Friday, December 16, 2011

The 9th Circuit Does Their Part On Oracle Case, Extending California Labor Laws

One of the issues that I think has the potential to cause a lot of trouble for employers is the application of one state's labor and employment laws to employee who travel to work in another state.  In today's mobile world that is a lot of folks, especially employees located near state borders.

Basically, what happened is that Colorado based trainers who work for California based Oracle, brought a suit claiming that they should be paid in accordance with California wage and hour laws for the days they did training in California. The District Court rejected the claim. A 9th Circuit panel reversed. After a request for en banc hearing, the question was certified to the California Supreme Court. The Supreme Court basically gave the same answer the 9th Circuit had -- California law is applicable for the days the instructors worked more than a full day in California. See, Sullivan v. Oracle Corp. (Cal. S.Ct 6/30/11).

This week, the 9th Circuit completed the round trip (and engaged in a little mutual back patting), allowing as how, just like they did in their original opinion, the California Supreme Court got it right. They threw out some constitutional arguments on the part of Oracle and remanded the case for further proceedings. Sullivan v. Oracle Corp. (12/13/11).

How much training did they do? Not all that much.  One plaintiff did 150 days in Colorado, 32 in California and 52 days in other states. The next year, 150 in Colorado, 12 days in California and 20 days in other states and the third year of the period, 150 in Colorado, 30 days in California and at least 19 days in other states.   The other two plaintiffs had even less time in California.

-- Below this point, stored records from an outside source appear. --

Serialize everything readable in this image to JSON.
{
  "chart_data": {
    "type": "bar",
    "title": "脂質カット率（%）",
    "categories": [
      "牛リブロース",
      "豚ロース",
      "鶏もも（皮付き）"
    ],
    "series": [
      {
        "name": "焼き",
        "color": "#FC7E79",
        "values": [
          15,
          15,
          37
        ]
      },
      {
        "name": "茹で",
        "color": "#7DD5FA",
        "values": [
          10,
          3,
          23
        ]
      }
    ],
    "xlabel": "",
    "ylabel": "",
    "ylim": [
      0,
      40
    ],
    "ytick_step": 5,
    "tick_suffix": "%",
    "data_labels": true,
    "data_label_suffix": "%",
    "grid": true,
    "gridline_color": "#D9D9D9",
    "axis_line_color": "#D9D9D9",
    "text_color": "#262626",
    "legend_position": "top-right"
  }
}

The only thing that prevents this decison from being a total disaster is the following paragraph:
The contacts creating California interests are clearly sufficient to permit the application of California’s Labor Code in this case. The employer, Oracle, has its headquarters and principal place of business in California; the decision to classify Plaintiffs as teachers and to deny them overtime pay was made in California; and the work in question was performed in California.
Which keeps alive an argument that the case is only applicable to California based employers, although I am sure that cases are already in the works to challenge that aspect of the case.

Ultimately, I think this is an issue that the Supreme Court has to take up. From my prior experience there is precious little law on how we deal with state laws on "traveling" employees. 

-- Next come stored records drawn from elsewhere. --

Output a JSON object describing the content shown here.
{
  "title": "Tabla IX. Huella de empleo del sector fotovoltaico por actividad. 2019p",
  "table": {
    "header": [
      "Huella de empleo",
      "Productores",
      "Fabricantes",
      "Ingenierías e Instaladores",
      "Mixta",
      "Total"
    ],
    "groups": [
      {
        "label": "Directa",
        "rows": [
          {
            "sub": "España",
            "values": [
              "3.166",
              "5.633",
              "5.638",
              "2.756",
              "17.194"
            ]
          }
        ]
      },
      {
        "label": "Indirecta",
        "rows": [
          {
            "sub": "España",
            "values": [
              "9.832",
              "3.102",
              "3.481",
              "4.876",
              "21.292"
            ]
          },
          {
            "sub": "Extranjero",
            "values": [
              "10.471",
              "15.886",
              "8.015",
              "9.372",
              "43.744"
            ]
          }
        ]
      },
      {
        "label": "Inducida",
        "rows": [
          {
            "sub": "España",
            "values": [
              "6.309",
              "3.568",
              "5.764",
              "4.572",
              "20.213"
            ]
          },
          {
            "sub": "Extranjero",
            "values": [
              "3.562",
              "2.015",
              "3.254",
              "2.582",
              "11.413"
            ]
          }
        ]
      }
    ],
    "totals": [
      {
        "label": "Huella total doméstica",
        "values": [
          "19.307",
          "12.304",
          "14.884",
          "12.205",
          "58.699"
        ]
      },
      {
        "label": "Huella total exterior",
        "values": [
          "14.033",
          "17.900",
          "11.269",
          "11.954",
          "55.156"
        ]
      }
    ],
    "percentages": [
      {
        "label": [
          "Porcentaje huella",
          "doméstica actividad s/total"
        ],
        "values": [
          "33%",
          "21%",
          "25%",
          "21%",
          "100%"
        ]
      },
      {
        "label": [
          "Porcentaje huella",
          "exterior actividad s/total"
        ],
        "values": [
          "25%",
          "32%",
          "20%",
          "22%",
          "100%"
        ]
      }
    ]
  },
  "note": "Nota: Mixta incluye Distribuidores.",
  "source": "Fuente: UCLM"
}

Talk about an impact on commerce. 

Hopefully I am wrong, but I would not be surprised if this were one of the hot new things in 2012. And after enough are filed, maybe we will start to get some answers. Hopefully better ones than this weeks ruling.

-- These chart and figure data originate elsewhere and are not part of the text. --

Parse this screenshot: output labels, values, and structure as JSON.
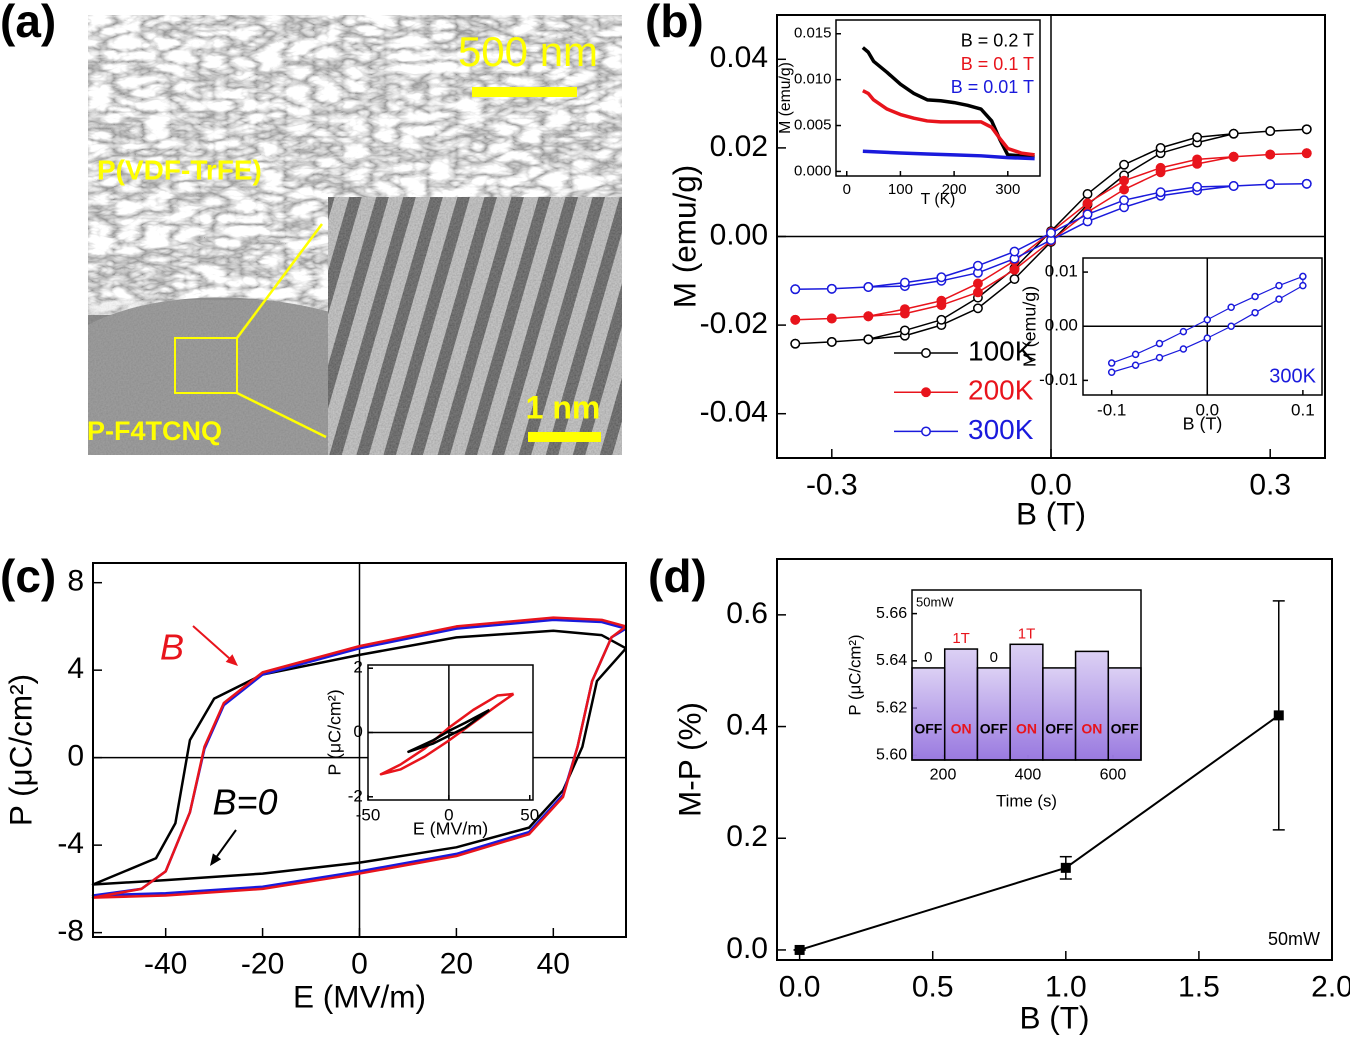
{
  "panel_a": {
    "label": "(a)",
    "scale_bar_large": "500 nm",
    "top_layer": "P(VDF-TrFE)",
    "bottom_layer": "P-F4TCNQ",
    "scale_bar_small": "1 nm"
  },
  "chart_data": [
    {
      "type": "line",
      "label": "(b)",
      "xlabel": "B (T)",
      "ylabel": "M (emu/g)",
      "xlim": [
        -0.375,
        0.375
      ],
      "ylim": [
        -0.05,
        0.05
      ],
      "xticks": [
        -0.3,
        {
          "value": 0,
          "label": "0.0"
        },
        0.3
      ],
      "yticks": [
        -0.04,
        -0.02,
        {
          "value": 0,
          "label": "0.00"
        },
        0.02,
        0.04
      ],
      "zero_lines": true,
      "legend": "lower left",
      "series": [
        {
          "name": "100K",
          "color": "#000000",
          "marker": "open",
          "x": [
            -0.35,
            -0.3,
            -0.25,
            -0.2,
            -0.15,
            -0.1,
            -0.05,
            0,
            0.05,
            0.1,
            0.15,
            0.2,
            0.25,
            0.3,
            0.35,
            0.35,
            0.3,
            0.25,
            0.2,
            0.15,
            0.1,
            0.05,
            0,
            -0.05,
            -0.1,
            -0.15,
            -0.2,
            -0.25,
            -0.3,
            -0.35
          ],
          "values": [
            -0.0242,
            -0.0238,
            -0.0232,
            -0.0224,
            -0.02,
            -0.0162,
            -0.0096,
            -0.0012,
            0.0072,
            0.0138,
            0.0188,
            0.0212,
            0.0232,
            0.0238,
            0.0242,
            0.0242,
            0.0238,
            0.0232,
            0.0224,
            0.02,
            0.0162,
            0.0096,
            0.0012,
            -0.0072,
            -0.0138,
            -0.0188,
            -0.0212,
            -0.0232,
            -0.0238,
            -0.0242
          ]
        },
        {
          "name": "200K",
          "color": "#e8141c",
          "marker": "filled",
          "x": [
            -0.35,
            -0.3,
            -0.25,
            -0.2,
            -0.15,
            -0.1,
            -0.05,
            0,
            0.05,
            0.1,
            0.15,
            0.2,
            0.25,
            0.3,
            0.35,
            0.35,
            0.3,
            0.25,
            0.2,
            0.15,
            0.1,
            0.05,
            0,
            -0.05,
            -0.1,
            -0.15,
            -0.2,
            -0.25,
            -0.3,
            -0.35
          ],
          "values": [
            -0.0188,
            -0.0185,
            -0.018,
            -0.0174,
            -0.0155,
            -0.0126,
            -0.0075,
            -0.001,
            0.0055,
            0.0106,
            0.0145,
            0.0164,
            0.018,
            0.0185,
            0.0188,
            0.0188,
            0.0185,
            0.018,
            0.0174,
            0.0155,
            0.0126,
            0.0075,
            0.001,
            -0.0055,
            -0.0106,
            -0.0145,
            -0.0164,
            -0.018,
            -0.0185,
            -0.0188
          ]
        },
        {
          "name": "300K",
          "color": "#1a1adc",
          "marker": "open",
          "x": [
            -0.35,
            -0.3,
            -0.25,
            -0.2,
            -0.15,
            -0.1,
            -0.05,
            0,
            0.05,
            0.1,
            0.15,
            0.2,
            0.25,
            0.3,
            0.35,
            0.35,
            0.3,
            0.25,
            0.2,
            0.15,
            0.1,
            0.05,
            0,
            -0.05,
            -0.1,
            -0.15,
            -0.2,
            -0.25,
            -0.3,
            -0.35
          ],
          "values": [
            -0.0119,
            -0.0118,
            -0.0114,
            -0.0112,
            -0.01,
            -0.0082,
            -0.005,
            -0.0008,
            0.0034,
            0.0066,
            0.0092,
            0.0104,
            0.0114,
            0.0118,
            0.0119,
            0.0119,
            0.0118,
            0.0114,
            0.0112,
            0.01,
            0.0082,
            0.005,
            0.0008,
            -0.0034,
            -0.0066,
            -0.0092,
            -0.0104,
            -0.0114,
            -0.0118,
            -0.0119
          ]
        }
      ]
    },
    {
      "type": "line",
      "xlabel": "T (K)",
      "ylabel": "M (emu/g)",
      "xlim": [
        -20,
        360
      ],
      "ylim": [
        -0.0005,
        0.0165
      ],
      "xticks": [
        0,
        100,
        200,
        300
      ],
      "yticks": [
        {
          "value": 0,
          "label": "0.000"
        },
        0.005,
        {
          "value": 0.01,
          "label": "0.010"
        },
        0.015
      ],
      "legend": "upper right",
      "series": [
        {
          "name": "B = 0.2 T",
          "color": "#000000",
          "x": [
            30,
            40,
            50,
            75,
            100,
            125,
            150,
            175,
            200,
            225,
            250,
            270,
            285,
            300,
            325,
            350
          ],
          "values": [
            0.0135,
            0.013,
            0.012,
            0.0108,
            0.0095,
            0.0085,
            0.0078,
            0.0077,
            0.0075,
            0.0072,
            0.0068,
            0.0055,
            0.0035,
            0.0018,
            0.0017,
            0.0016
          ]
        },
        {
          "name": "B = 0.1 T",
          "color": "#e8141c",
          "x": [
            30,
            40,
            50,
            75,
            100,
            125,
            150,
            175,
            200,
            225,
            250,
            270,
            285,
            300,
            325,
            350
          ],
          "values": [
            0.0088,
            0.0085,
            0.0078,
            0.0068,
            0.0062,
            0.0058,
            0.0055,
            0.0054,
            0.0054,
            0.0054,
            0.0054,
            0.0048,
            0.0036,
            0.0025,
            0.002,
            0.0018
          ]
        },
        {
          "name": "B = 0.01 T",
          "color": "#1a1adc",
          "x": [
            30,
            100,
            150,
            200,
            250,
            300,
            350
          ],
          "values": [
            0.0022,
            0.002,
            0.0019,
            0.0018,
            0.0017,
            0.0015,
            0.0014
          ]
        }
      ]
    },
    {
      "type": "line",
      "xlabel": "B (T)",
      "ylabel": "M (emu/g)",
      "xlim": [
        -0.13,
        0.12
      ],
      "ylim": [
        -0.0127,
        0.0126
      ],
      "xticks": [
        -0.1,
        {
          "value": 0,
          "label": "0.0"
        },
        0.1
      ],
      "yticks": [
        -0.01,
        {
          "value": 0,
          "label": "0.00"
        },
        0.01
      ],
      "zero_lines": true,
      "legend": "lower right",
      "series": [
        {
          "name": "300K",
          "color": "#1a1adc",
          "marker": "open",
          "x": [
            -0.1,
            -0.075,
            -0.05,
            -0.025,
            0,
            0.025,
            0.05,
            0.075,
            0.1,
            0.1,
            0.075,
            0.05,
            0.025,
            0,
            -0.025,
            -0.05,
            -0.075,
            -0.1
          ],
          "values": [
            -0.0085,
            -0.0072,
            -0.0058,
            -0.0042,
            -0.0022,
            0,
            0.0025,
            0.005,
            0.0075,
            0.0092,
            0.0075,
            0.0055,
            0.0035,
            0.0012,
            -0.001,
            -0.0032,
            -0.0052,
            -0.0068
          ]
        }
      ]
    },
    {
      "type": "line",
      "label": "(c)",
      "xlabel": "E (MV/m)",
      "ylabel": "P (μC/cm²)",
      "xlim": [
        -55,
        55
      ],
      "ylim": [
        -8.2,
        8.9
      ],
      "xticks": [
        -40,
        -20,
        0,
        20,
        40
      ],
      "yticks": [
        -8,
        -4,
        0,
        4,
        8
      ],
      "zero_lines": true,
      "series": [
        {
          "name": "B=0",
          "color": "#000000",
          "x": [
            55,
            50,
            40,
            20,
            0,
            -20,
            -30,
            -35,
            -38,
            -42,
            -55,
            -55,
            -40,
            -20,
            0,
            20,
            35,
            42,
            46,
            49,
            55
          ],
          "values": [
            5.0,
            5.6,
            5.8,
            5.5,
            4.7,
            3.8,
            2.7,
            0.8,
            -3.0,
            -4.6,
            -5.8,
            -5.8,
            -5.6,
            -5.3,
            -4.8,
            -4.1,
            -3.2,
            -1.5,
            0.5,
            3.5,
            5.0
          ]
        },
        {
          "color": "#1a1adc",
          "x": [
            55,
            50,
            40,
            20,
            0,
            -20,
            -28,
            -32,
            -35,
            -40,
            -45,
            -55,
            -55,
            -40,
            -20,
            0,
            20,
            35,
            42,
            45,
            48,
            52,
            55
          ],
          "values": [
            5.9,
            6.2,
            6.3,
            5.9,
            5.0,
            3.8,
            2.4,
            0.4,
            -2.5,
            -5.2,
            -6.0,
            -6.3,
            -6.3,
            -6.2,
            -5.9,
            -5.2,
            -4.4,
            -3.4,
            -1.7,
            0.5,
            3.5,
            5.5,
            5.9
          ]
        },
        {
          "name": "B",
          "color": "#e8141c",
          "x": [
            55,
            50,
            40,
            20,
            0,
            -20,
            -28,
            -32,
            -35,
            -40,
            -45,
            -55,
            -55,
            -40,
            -20,
            0,
            20,
            35,
            42,
            45,
            48,
            52,
            55
          ],
          "values": [
            6.0,
            6.3,
            6.4,
            6.0,
            5.1,
            3.9,
            2.5,
            0.5,
            -2.5,
            -5.2,
            -6.0,
            -6.4,
            -6.4,
            -6.3,
            -6.0,
            -5.3,
            -4.5,
            -3.5,
            -1.8,
            0.5,
            3.5,
            5.5,
            6.0
          ]
        }
      ]
    },
    {
      "type": "line",
      "xlabel": "E (MV/m)",
      "ylabel": "P (μC/cm²)",
      "xlim": [
        -50,
        52
      ],
      "ylim": [
        -2.1,
        2.1
      ],
      "xticks": [
        -50,
        0,
        50
      ],
      "yticks": [
        -2,
        0,
        2
      ],
      "zero_lines": true,
      "series": [
        {
          "color": "#e8141c",
          "x": [
            40,
            30,
            15,
            0,
            -15,
            -30,
            -42,
            -42,
            -30,
            -15,
            0,
            15,
            30,
            40
          ],
          "values": [
            1.2,
            1.15,
            0.7,
            0.15,
            -0.5,
            -1.0,
            -1.3,
            -1.3,
            -1.15,
            -0.75,
            -0.25,
            0.3,
            0.85,
            1.2
          ]
        },
        {
          "color": "#000000",
          "x": [
            25,
            10,
            0,
            -10,
            -25,
            -25,
            -10,
            0,
            10,
            25
          ],
          "values": [
            0.7,
            0.3,
            0.05,
            -0.25,
            -0.6,
            -0.6,
            -0.35,
            -0.1,
            0.15,
            0.7
          ]
        }
      ]
    },
    {
      "type": "line",
      "label": "(d)",
      "xlabel": "B (T)",
      "ylabel": "M-P (%)",
      "note": "50mW",
      "xlim": [
        -0.085,
        2.0
      ],
      "ylim": [
        -0.018,
        0.7
      ],
      "xticks": [
        {
          "value": 0,
          "label": "0.0"
        },
        0.5,
        {
          "value": 1,
          "label": "1.0"
        },
        1.5,
        {
          "value": 2,
          "label": "2.0"
        }
      ],
      "yticks": [
        {
          "value": 0,
          "label": "0.0"
        },
        0.2,
        0.4,
        0.6
      ],
      "series": [
        {
          "color": "#000000",
          "marker": "square",
          "x": [
            0,
            1.0,
            1.8
          ],
          "values": [
            0,
            0.147,
            0.42
          ],
          "errors": [
            0,
            0.02,
            0.205
          ]
        }
      ]
    },
    {
      "type": "bar",
      "xlabel": "Time (s)",
      "ylabel": "P (μC/cm²)",
      "note": "50mW",
      "xlim": [
        127,
        666
      ],
      "ylim": [
        5.598,
        5.67
      ],
      "xticks": [
        200,
        400,
        600
      ],
      "yticks": [
        {
          "value": 5.6,
          "label": "5.60"
        },
        5.62,
        5.64,
        5.66
      ],
      "color": "#9a7ae0",
      "categories": [
        "OFF",
        "ON",
        "OFF",
        "ON",
        "OFF",
        "ON",
        "OFF"
      ],
      "category_colors": [
        "#000000",
        "#e8141c",
        "#000000",
        "#e8141c",
        "#000000",
        "#e8141c",
        "#000000"
      ],
      "values": [
        5.637,
        5.645,
        5.637,
        5.647,
        5.637,
        5.644,
        5.637
      ],
      "top_labels": [
        "0",
        "1T",
        "0",
        "1T",
        null,
        null,
        null
      ]
    }
  ]
}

Over 20 years ago my company, Woolworth, which had POB's in all 50 states, was faced with a claim that an employee, based in Colorado, whose duties took her to 5 states, none of which was CA, had a duty to deduct CA income tax because her named appeared on a payroll in the regional office, based in Burlingame. I told them no way, and said if they wished to pursue that asinine claim, we'd defend it. They folded. Today, I'm not so sure they would. CA's broke and clutching at straws.